- Interactive map of Mouling National Park
- Location: Upper Siang, Arunachal Pradesh West Siang, Arunachal Pradesh East Siang, Arunachal Pradesh
- Coordinates: 28°35′N 94°52′E﻿ / ﻿28.583°N 94.867°E
- Area: 483 km^{2} (186 sq mi)
- Established: 30 December 1986
- Governing body: Department of Environment and Forest of Arunachal Pradesh

= Mouling National Park =

National park in Arunachal Pradesh, India

Mouling National Park is a national park located in the Indian state of Arunachal Pradesh, spread primarily over the Upper Siang district and parts of the West Siang and East Siang district. It was the second national park to be created in the state, after Namdapha National Park in 1972. The Mouling National Park and the Dibang Wildlife Sanctuary are located fully or partly within Dihang-Dibang Biosphere Reserve.

==Name==

The park is named after the nearby Mouling peak. Mouling is an Adi word which means red poison or red blood, which is believed to be red latex from a tree species found locally. The area is thought to have a large number of poisonous snakes, but this cannot be verified as the ecology of the area has been sparsely explored.

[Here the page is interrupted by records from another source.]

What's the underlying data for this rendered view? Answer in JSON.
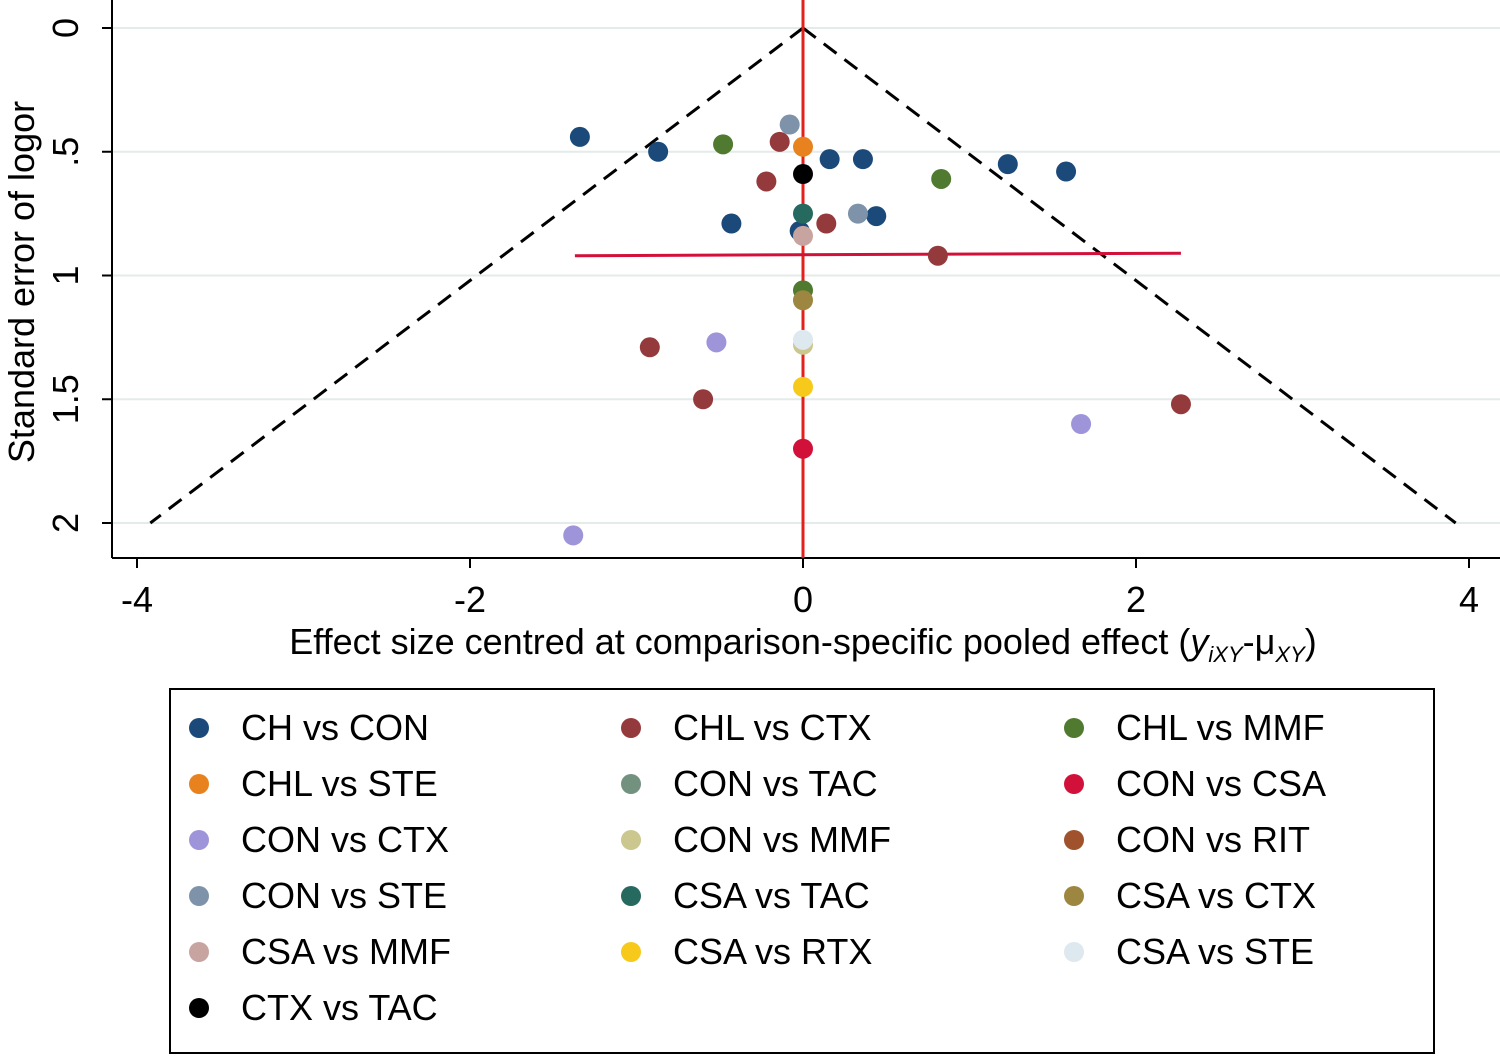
{
  "chart_data": {
    "type": "scatter",
    "subtype": "comparison-adjusted funnel plot",
    "xlabel": "Effect size centred at comparison-specific pooled effect",
    "xlabel_math": {
      "open": " (",
      "y": "y",
      "y_sub": "iXY",
      "dash": "-",
      "mu": "μ",
      "mu_sub": "XY",
      "close": ")"
    },
    "ylabel": "Standard error of logor",
    "xlim": [
      -4.0,
      4.0
    ],
    "ylim": [
      0,
      2.15
    ],
    "y_reversed": true,
    "xticks": [
      -4,
      -2,
      0,
      2,
      4
    ],
    "xtick_labels": [
      "-4",
      "-2",
      "0",
      "2",
      "4"
    ],
    "yticks": [
      0,
      0.5,
      1,
      1.5,
      2
    ],
    "ytick_labels": [
      "0",
      ".5",
      "1",
      "1.5",
      "2"
    ],
    "grid": "horizontal",
    "funnel": {
      "apex": [
        0,
        0
      ],
      "se_max": 2.0,
      "left_x_at_max": -3.92,
      "right_x_at_max": 3.92
    },
    "reference_line_x": 0,
    "regression_line": {
      "x1": -1.37,
      "y1": 0.92,
      "x2": 2.27,
      "y2": 0.91
    },
    "series": [
      {
        "name": "CH vs CON",
        "color": "#1b4a7a",
        "points": [
          [
            -1.34,
            0.44
          ],
          [
            -0.87,
            0.5
          ],
          [
            0.16,
            0.53
          ],
          [
            0.36,
            0.53
          ],
          [
            1.23,
            0.55
          ],
          [
            1.58,
            0.58
          ],
          [
            -0.43,
            0.79
          ],
          [
            0.44,
            0.76
          ],
          [
            -0.02,
            0.82
          ]
        ]
      },
      {
        "name": "CHL vs CTX",
        "color": "#943a3c",
        "points": [
          [
            -0.14,
            0.46
          ],
          [
            -0.22,
            0.62
          ],
          [
            0.14,
            0.79
          ],
          [
            0.81,
            0.92
          ],
          [
            -0.92,
            1.29
          ],
          [
            -0.6,
            1.5
          ],
          [
            2.27,
            1.52
          ]
        ]
      },
      {
        "name": "CHL vs MMF",
        "color": "#507a2f",
        "points": [
          [
            -0.48,
            0.47
          ],
          [
            0.83,
            0.61
          ],
          [
            0.0,
            1.06
          ]
        ]
      },
      {
        "name": "CHL vs STE",
        "color": "#e8821e",
        "points": [
          [
            0.0,
            0.48
          ]
        ]
      },
      {
        "name": "CON vs TAC",
        "color": "#72917f",
        "points": []
      },
      {
        "name": "CON vs CSA",
        "color": "#d2113a",
        "points": [
          [
            0.0,
            1.7
          ]
        ]
      },
      {
        "name": "CON vs CTX",
        "color": "#9d94d9",
        "points": [
          [
            -0.52,
            1.27
          ],
          [
            1.67,
            1.6
          ],
          [
            -1.38,
            2.05
          ]
        ]
      },
      {
        "name": "CON vs MMF",
        "color": "#ccc68f",
        "points": [
          [
            0.0,
            1.28
          ]
        ]
      },
      {
        "name": "CON vs RIT",
        "color": "#a0522d",
        "points": []
      },
      {
        "name": "CON vs STE",
        "color": "#7e93aa",
        "points": [
          [
            -0.08,
            0.39
          ],
          [
            0.33,
            0.75
          ]
        ]
      },
      {
        "name": "CSA vs TAC",
        "color": "#25695f",
        "points": [
          [
            0.0,
            0.75
          ]
        ]
      },
      {
        "name": "CSA vs CTX",
        "color": "#9c8640",
        "points": [
          [
            0.0,
            1.1
          ]
        ]
      },
      {
        "name": "CSA vs MMF",
        "color": "#c8a4a0",
        "points": [
          [
            0.0,
            0.84
          ]
        ]
      },
      {
        "name": "CSA vs RTX",
        "color": "#f7c91b",
        "points": [
          [
            0.0,
            1.45
          ]
        ]
      },
      {
        "name": "CSA vs STE",
        "color": "#dde8ef",
        "points": [
          [
            0.0,
            1.26
          ]
        ]
      },
      {
        "name": "CTX vs TAC",
        "color": "#000000",
        "points": [
          [
            0.0,
            0.59
          ]
        ]
      }
    ]
  }
}
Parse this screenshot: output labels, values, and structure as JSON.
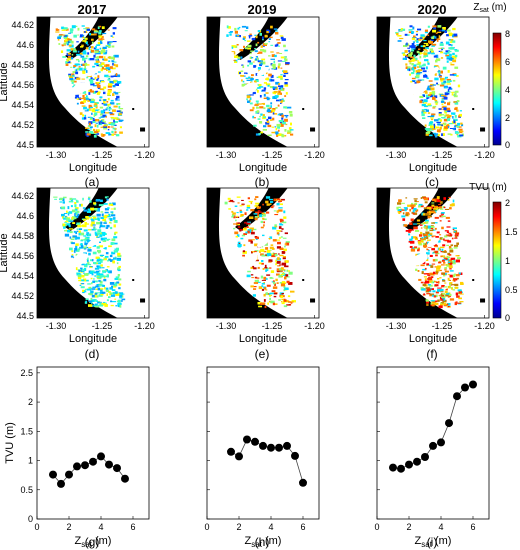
{
  "years": [
    "2017",
    "2019",
    "2020"
  ],
  "map_axis": {
    "xlabel": "Longitude",
    "ylabel": "Latitude",
    "xticks": [
      "-1.30",
      "-1.25",
      "-1.20"
    ],
    "yticks": [
      "44.62",
      "44.6",
      "44.58",
      "44.56",
      "44.54",
      "44.52",
      "44.5"
    ]
  },
  "zsat_colorbar": {
    "title_base": "Z",
    "title_sub": "sat",
    "title_unit": " (m)",
    "ticks": [
      "8",
      "6",
      "4",
      "2",
      "0"
    ]
  },
  "tvu_colorbar": {
    "title": "TVU (m)",
    "ticks": [
      "2",
      "1.5",
      "1",
      "0.5",
      "0"
    ]
  },
  "panel_labels": [
    "(a)",
    "(b)",
    "(c)",
    "(d)",
    "(e)",
    "(f)",
    "(g)",
    "(h)",
    "(i)"
  ],
  "scatter_axis": {
    "ylabel": "TVU (m)",
    "xlabel_base": "Z",
    "xlabel_sub": "sat",
    "xlabel_unit": " (m)",
    "xticks": [
      "0",
      "2",
      "4",
      "6"
    ],
    "yticks": [
      "0",
      "0.5",
      "1",
      "1.5",
      "2",
      "2.5"
    ],
    "xlim": [
      0,
      7
    ],
    "ylim": [
      0,
      2.6
    ]
  },
  "colors": {
    "markers": "#000000",
    "land": "#000000",
    "water": "#ffffff"
  },
  "chart_data": [
    {
      "type": "scatter",
      "panel": "(g)",
      "xlabel": "Zsat (m)",
      "ylabel": "TVU (m)",
      "xlim": [
        0,
        7
      ],
      "ylim": [
        0,
        2.6
      ],
      "x": [
        1.0,
        1.5,
        2.0,
        2.5,
        3.0,
        3.5,
        4.0,
        4.5,
        5.0,
        5.5
      ],
      "y": [
        0.76,
        0.6,
        0.76,
        0.9,
        0.92,
        0.98,
        1.07,
        0.93,
        0.87,
        0.69
      ]
    },
    {
      "type": "scatter",
      "panel": "(h)",
      "xlabel": "Zsat (m)",
      "ylabel": "",
      "xlim": [
        0,
        7
      ],
      "ylim": [
        0,
        2.6
      ],
      "x": [
        1.5,
        2.0,
        2.5,
        3.0,
        3.5,
        4.0,
        4.5,
        5.0,
        5.5,
        6.0
      ],
      "y": [
        1.15,
        1.07,
        1.36,
        1.32,
        1.25,
        1.22,
        1.22,
        1.25,
        1.08,
        0.62
      ]
    },
    {
      "type": "scatter",
      "panel": "(i)",
      "xlabel": "Zsat (m)",
      "ylabel": "",
      "xlim": [
        0,
        7
      ],
      "ylim": [
        0,
        2.6
      ],
      "x": [
        1.0,
        1.5,
        2.0,
        2.5,
        3.0,
        3.5,
        4.0,
        4.5,
        5.0,
        5.5,
        6.0
      ],
      "y": [
        0.88,
        0.86,
        0.93,
        0.98,
        1.06,
        1.25,
        1.31,
        1.64,
        2.1,
        2.25,
        2.3
      ]
    }
  ]
}
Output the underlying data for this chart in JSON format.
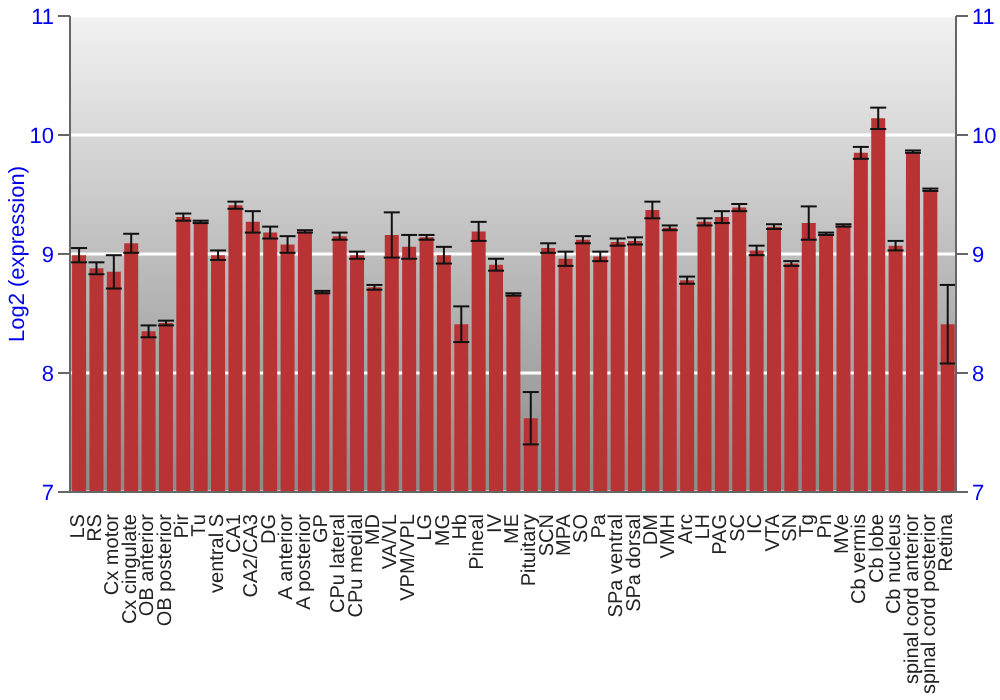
{
  "chart_data": {
    "type": "bar",
    "ylabel": "Log2 (expression)",
    "categories": [
      "LS",
      "RS",
      "Cx motor",
      "Cx cingulate",
      "OB anterior",
      "OB posterior",
      "Pir",
      "Tu",
      "ventral S",
      "CA1",
      "CA2/CA3",
      "DG",
      "A anterior",
      "A posterior",
      "GP",
      "CPu lateral",
      "CPu medial",
      "MD",
      "VA/VL",
      "VPM/VPL",
      "LG",
      "MG",
      "Hb",
      "Pineal",
      "IV",
      "ME",
      "Pituitary",
      "SCN",
      "MPA",
      "SO",
      "Pa",
      "SPa ventral",
      "SPa dorsal",
      "DM",
      "VMH",
      "Arc",
      "LH",
      "PAG",
      "SC",
      "IC",
      "VTA",
      "SN",
      "Tg",
      "Pn",
      "MVe",
      "Cb vermis",
      "Cb lobe",
      "Cb nucleus",
      "spinal cord anterior",
      "spinal cord posterior",
      "Retina"
    ],
    "series": [
      {
        "color": "#b83434",
        "values": [
          8.99,
          8.88,
          8.85,
          9.09,
          8.35,
          8.42,
          9.31,
          9.27,
          8.99,
          9.41,
          9.27,
          9.18,
          9.08,
          9.19,
          8.68,
          9.15,
          8.99,
          8.72,
          9.16,
          9.06,
          9.14,
          8.99,
          8.41,
          9.19,
          8.91,
          8.66,
          7.62,
          9.05,
          8.96,
          9.12,
          8.98,
          9.1,
          9.11,
          9.37,
          9.22,
          8.78,
          9.27,
          9.31,
          9.39,
          9.03,
          9.23,
          8.92,
          9.26,
          9.17,
          9.24,
          9.85,
          10.14,
          9.07,
          9.86,
          9.54,
          8.41
        ],
        "errors": [
          0.06,
          0.05,
          0.14,
          0.08,
          0.05,
          0.02,
          0.03,
          0.01,
          0.04,
          0.03,
          0.09,
          0.05,
          0.07,
          0.01,
          0.01,
          0.03,
          0.03,
          0.02,
          0.19,
          0.1,
          0.02,
          0.07,
          0.15,
          0.08,
          0.05,
          0.01,
          0.22,
          0.04,
          0.06,
          0.03,
          0.04,
          0.03,
          0.03,
          0.07,
          0.02,
          0.03,
          0.03,
          0.05,
          0.03,
          0.04,
          0.02,
          0.02,
          0.14,
          0.01,
          0.01,
          0.05,
          0.09,
          0.04,
          0.01,
          0.01,
          0.33
        ]
      }
    ],
    "ylim": [
      7,
      11
    ],
    "yticks": [
      7,
      8,
      9,
      10,
      11
    ],
    "y2lim": [
      7,
      11
    ],
    "y2ticks": [
      7,
      8,
      9,
      10,
      11
    ],
    "grid": "y",
    "legend": false
  }
}
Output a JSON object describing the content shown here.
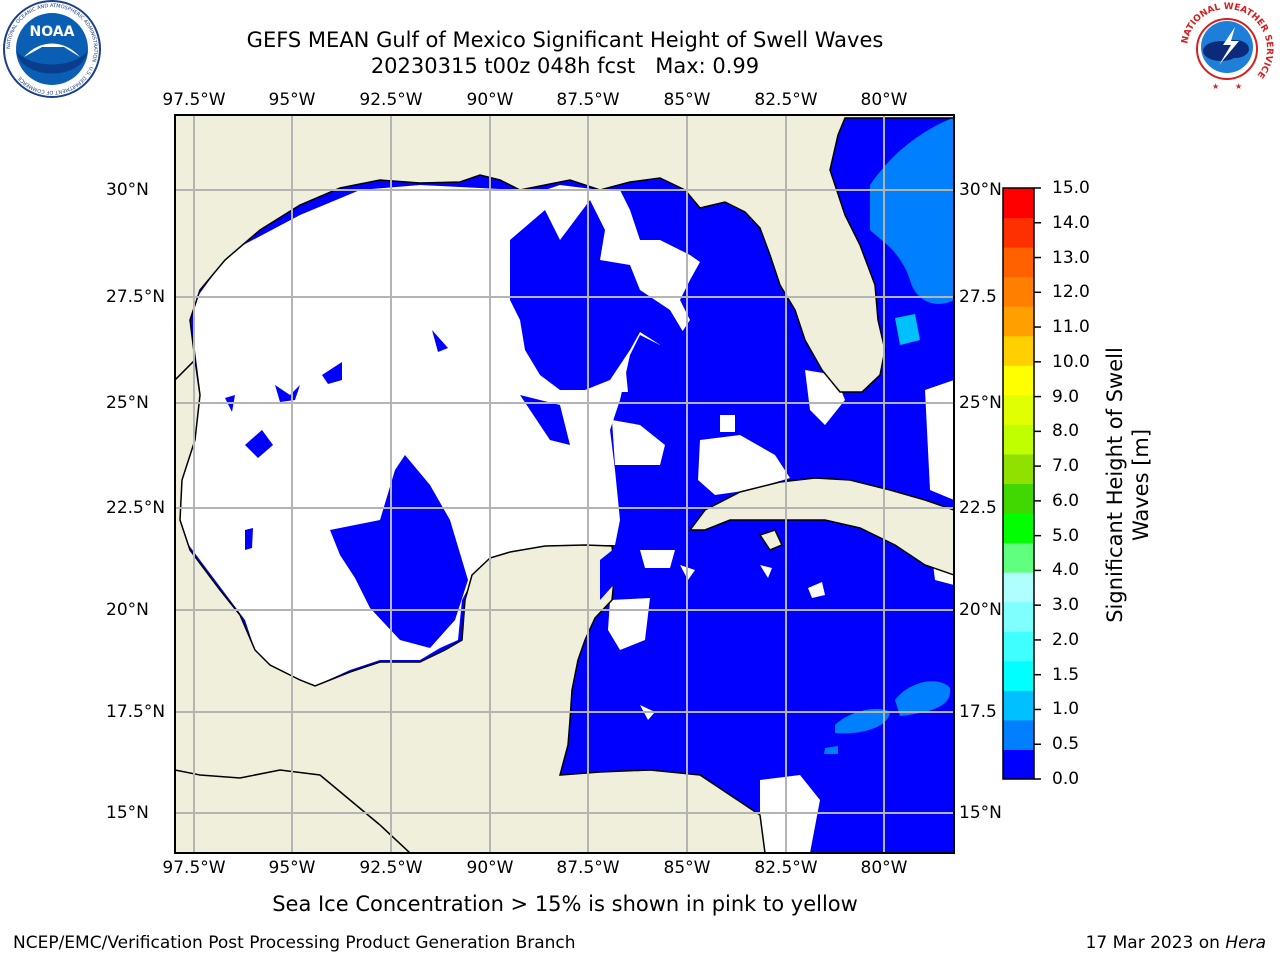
{
  "title": {
    "line1": "GEFS MEAN Gulf of Mexico Significant Height of Swell Waves",
    "line2": "20230315 t00z 048h fcst   Max: 0.99"
  },
  "map": {
    "lon_ticks": [
      "97.5°W",
      "95°W",
      "92.5°W",
      "90°W",
      "87.5°W",
      "85°W",
      "82.5°W",
      "80°W"
    ],
    "lat_ticks_left": [
      "30°N",
      "27.5°N",
      "25°N",
      "22.5°N",
      "20°N",
      "17.5°N",
      "15°N"
    ],
    "lat_ticks_right": [
      "30°N",
      "27.5",
      "25°N",
      "22.5",
      "20°N",
      "17.5",
      "15°N"
    ],
    "colors": {
      "land": "#efefdc",
      "water_low": "#0000ff",
      "water_mid": "#0080ff",
      "water_light": "#00c0ff",
      "no_swell": "#ffffff",
      "grid": "#b4b4b4"
    }
  },
  "colorbar": {
    "label_line1": "Significant Height of Swell",
    "label_line2": "Waves [m]",
    "ticks": [
      "0.0",
      "0.5",
      "1.0",
      "1.5",
      "2.0",
      "3.0",
      "4.0",
      "5.0",
      "6.0",
      "7.0",
      "8.0",
      "9.0",
      "10.0",
      "11.0",
      "12.0",
      "13.0",
      "14.0",
      "15.0"
    ],
    "colors": [
      "#0000ff",
      "#0080ff",
      "#00c0ff",
      "#00ffff",
      "#40ffff",
      "#80ffff",
      "#b0ffff",
      "#60ff80",
      "#00ff00",
      "#40d800",
      "#90e000",
      "#c0ff00",
      "#e0ff00",
      "#ffff00",
      "#ffd000",
      "#ffa000",
      "#ff8000",
      "#ff6000",
      "#ff3000",
      "#ff0000"
    ]
  },
  "caption": "Sea Ice Concentration > 15% is shown in pink to yellow",
  "footer": {
    "left": "NCEP/EMC/Verification Post Processing Product Generation Branch",
    "right_prefix": "17 Mar 2023 on ",
    "right_machine": "Hera"
  },
  "logos": {
    "left_text": "NOAA",
    "left_ring": "NATIONAL OCEANIC AND ATMOSPHERIC ADMINISTRATION · U.S. DEPARTMENT OF COMMERCE",
    "right_ring": "NATIONAL WEATHER SERVICE"
  }
}
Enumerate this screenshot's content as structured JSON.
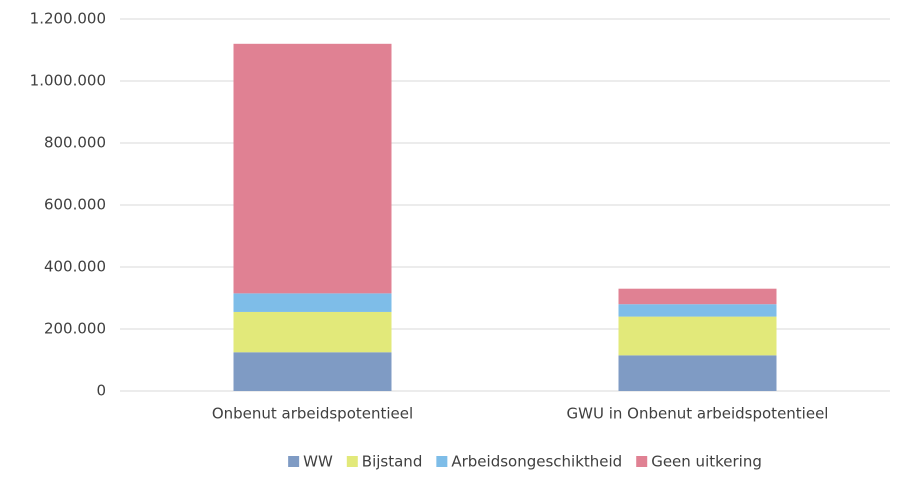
{
  "chart_data": {
    "type": "stacked_bar",
    "categories": [
      "Onbenut arbeidspotentieel",
      "GWU in Onbenut arbeidspotentieel"
    ],
    "series": [
      {
        "name": "WW",
        "color": "#7f9bc4",
        "values": [
          125000,
          115000
        ]
      },
      {
        "name": "Bijstand",
        "color": "#e2e97a",
        "values": [
          130000,
          125000
        ]
      },
      {
        "name": "Arbeidsongeschiktheid",
        "color": "#7ebde8",
        "values": [
          60000,
          40000
        ]
      },
      {
        "name": "Geen uitkering",
        "color": "#e08193",
        "values": [
          805000,
          50000
        ]
      }
    ],
    "ylim": [
      0,
      1200000
    ],
    "yticks": [
      0,
      {
        "value": 200000,
        "label": "200.000"
      },
      {
        "value": 400000,
        "label": "400.000"
      },
      {
        "value": 600000,
        "label": "600.000"
      },
      {
        "value": 800000,
        "label": "800.000"
      },
      {
        "value": 1000000,
        "label": "1.000.000"
      },
      {
        "value": 1200000,
        "label": "1.200.000"
      }
    ],
    "grid": true,
    "legend": "bottom"
  }
}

Moulíng means (among = soil/land and yalíng = red), from among (mo) yalíng (líng). Therefore, moulíng should be read as red soil.

== Geography ==

The national park covers an area of about 483 km^{2} forming the western part of the Dihang-Dibang Biosphere Reserve. The terrain is rugged with an altitudinal range of 750 to 3064 m at the highest point, the Mouling Peak. The Siyom River flows along the western fringes of the park and several small rivers such as the Siring, Krobong, Semong and Subong drain into the Siang river near the eastern boundary of the park.

The park is under the administrative control of the Divisional Forest Office located in Jengging and the nearest major towns are Along and Pasighat, 130 km and 185 km from the park. Approach to the park is not possible via roads, due to the remoteness of the area and communication facilities in the area are poor. The nearest airfield is located in Along. The Forest Department's managerial control is limited by the lack of road communication and all the divisional/range/beat offices are located well outside the park. The park boundaries have been drawn through an aerial survey based on artificial and natural boundaries such as the Siyom River in the west, and on-ground demarcation of sections of the boundary is still not complete. The park has two ranges; the Ramsing range accessible from the Bomdo village and the Jengging range accessible from the Lissing village.

The area is extremely humid, with heavy rainfall (2343 mm annually) and no well-defined dry season. In low altitude temperature ranges between 15 °C to 38 °C, Winter snowfall is experienced in higher altitudes. Temperature varies from 4.2 °C to 17.7 °C at altitudes ranging from 2,200 m onwards.

== Biology and ecology ==

The area around Mouling National park is one of great bio-diversity, with a juxtaposition of different biotopes, and is often called the state's cradle of biodiversity. With elevations ranging from 400 m to over 3000 m in the park, it forms a transition zone between tropical forests at lower altitudes to most temperate forest at altitudes above 2800 m.

The overall inaccessibility due to poor or no roads and stories associated with the forest itself have kept the core area of the national park relatively untouched by human activities. There has been evidence of past practices of jhum cultivation, especially in the Northern and South-eastern areas of the park.
Animals such as the takin, goral, Indian leopard, Bengal tiger, barking deer, serow and red panda are living there.